Thirty kilometers away in Beirut, a separate unit of the Information Branch stormed Samaha’s apartment on the sixth floor of the Karam Building in Ashrafieh’s Sassine Square. Members of the Information Branch surrounded the 11-story building while others searched Samaha’s apartment, confiscating documents and other personal belongings in an operation that lasted hours.
Samaha’s shocked relatives and friends anxiously waited for the police to end their search operation. Former President Emile Lahoud criticized the police raid on Samaha’s home and the way he had been detained. “These acts by the security forces violate all norms of preliminary investigations,” Lahoud said in a statement.
Lahoud also compared Thursday’s arrest to the ones that put four Lebanese generals behind bars in 2005.
Four of Lahoud’s top security chiefs were arrested in August 2005 on suspicion of being involved in Hariri’s assassination and were kept in jail until 2009.
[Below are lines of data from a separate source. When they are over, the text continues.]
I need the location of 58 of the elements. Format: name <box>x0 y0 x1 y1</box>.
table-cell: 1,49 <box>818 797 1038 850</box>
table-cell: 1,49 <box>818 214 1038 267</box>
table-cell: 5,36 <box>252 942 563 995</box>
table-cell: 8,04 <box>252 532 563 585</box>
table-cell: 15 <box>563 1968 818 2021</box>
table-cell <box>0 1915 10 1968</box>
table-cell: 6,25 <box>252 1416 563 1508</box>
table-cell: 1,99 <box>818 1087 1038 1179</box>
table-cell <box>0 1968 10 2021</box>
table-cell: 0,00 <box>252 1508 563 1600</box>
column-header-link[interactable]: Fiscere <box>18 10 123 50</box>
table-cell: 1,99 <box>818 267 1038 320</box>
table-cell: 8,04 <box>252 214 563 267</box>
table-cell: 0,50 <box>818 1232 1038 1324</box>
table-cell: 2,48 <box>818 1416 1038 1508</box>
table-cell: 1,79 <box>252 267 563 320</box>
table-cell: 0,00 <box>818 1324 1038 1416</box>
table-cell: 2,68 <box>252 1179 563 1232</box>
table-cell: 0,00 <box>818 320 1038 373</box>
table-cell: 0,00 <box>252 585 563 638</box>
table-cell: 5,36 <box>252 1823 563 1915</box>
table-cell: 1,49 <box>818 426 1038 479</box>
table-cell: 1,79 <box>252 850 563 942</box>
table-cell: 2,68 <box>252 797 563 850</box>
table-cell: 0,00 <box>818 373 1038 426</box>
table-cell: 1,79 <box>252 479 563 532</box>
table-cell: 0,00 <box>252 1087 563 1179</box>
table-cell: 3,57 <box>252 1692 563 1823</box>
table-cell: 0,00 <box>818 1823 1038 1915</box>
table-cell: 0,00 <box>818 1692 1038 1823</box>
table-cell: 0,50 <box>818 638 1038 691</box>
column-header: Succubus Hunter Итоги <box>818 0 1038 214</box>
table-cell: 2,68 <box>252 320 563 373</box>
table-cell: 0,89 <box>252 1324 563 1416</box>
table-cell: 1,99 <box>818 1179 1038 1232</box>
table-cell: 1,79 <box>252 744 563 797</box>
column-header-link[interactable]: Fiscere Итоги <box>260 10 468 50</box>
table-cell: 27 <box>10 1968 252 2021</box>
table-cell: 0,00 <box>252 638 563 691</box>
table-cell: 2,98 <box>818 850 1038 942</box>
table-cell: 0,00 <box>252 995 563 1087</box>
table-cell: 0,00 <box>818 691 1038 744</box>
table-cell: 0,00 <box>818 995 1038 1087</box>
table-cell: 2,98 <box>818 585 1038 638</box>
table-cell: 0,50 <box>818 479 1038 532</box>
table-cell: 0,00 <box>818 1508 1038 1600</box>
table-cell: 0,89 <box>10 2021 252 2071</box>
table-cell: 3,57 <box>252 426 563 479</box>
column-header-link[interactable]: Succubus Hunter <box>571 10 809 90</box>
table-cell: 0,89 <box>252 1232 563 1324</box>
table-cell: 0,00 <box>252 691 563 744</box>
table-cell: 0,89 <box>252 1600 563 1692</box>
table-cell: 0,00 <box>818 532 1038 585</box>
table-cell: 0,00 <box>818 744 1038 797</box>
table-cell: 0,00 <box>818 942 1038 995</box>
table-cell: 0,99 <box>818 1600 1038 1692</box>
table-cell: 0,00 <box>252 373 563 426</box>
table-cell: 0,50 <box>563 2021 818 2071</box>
Jamil Sayyed, one of the security chiefs who served almost four years in prison, visited Samaha’s residence in Ashrafieh and denounced the detention.
Sayyed described Samaha’s arrest as identical to his own in 2005 and criticized Hizbullah and the Amal Movement for doing nothing in response to the arrest.
Security sources from the Information Branch said that Hizbullah official Wafik Safa visited the head of the Information Branch Wissam Hasan upon the request of Hizbullah leader Sayyed Hasan Nasrallah.
“The Information Branch provided the Hizbullah official with some of the evidence used for Samaha’s arrest.”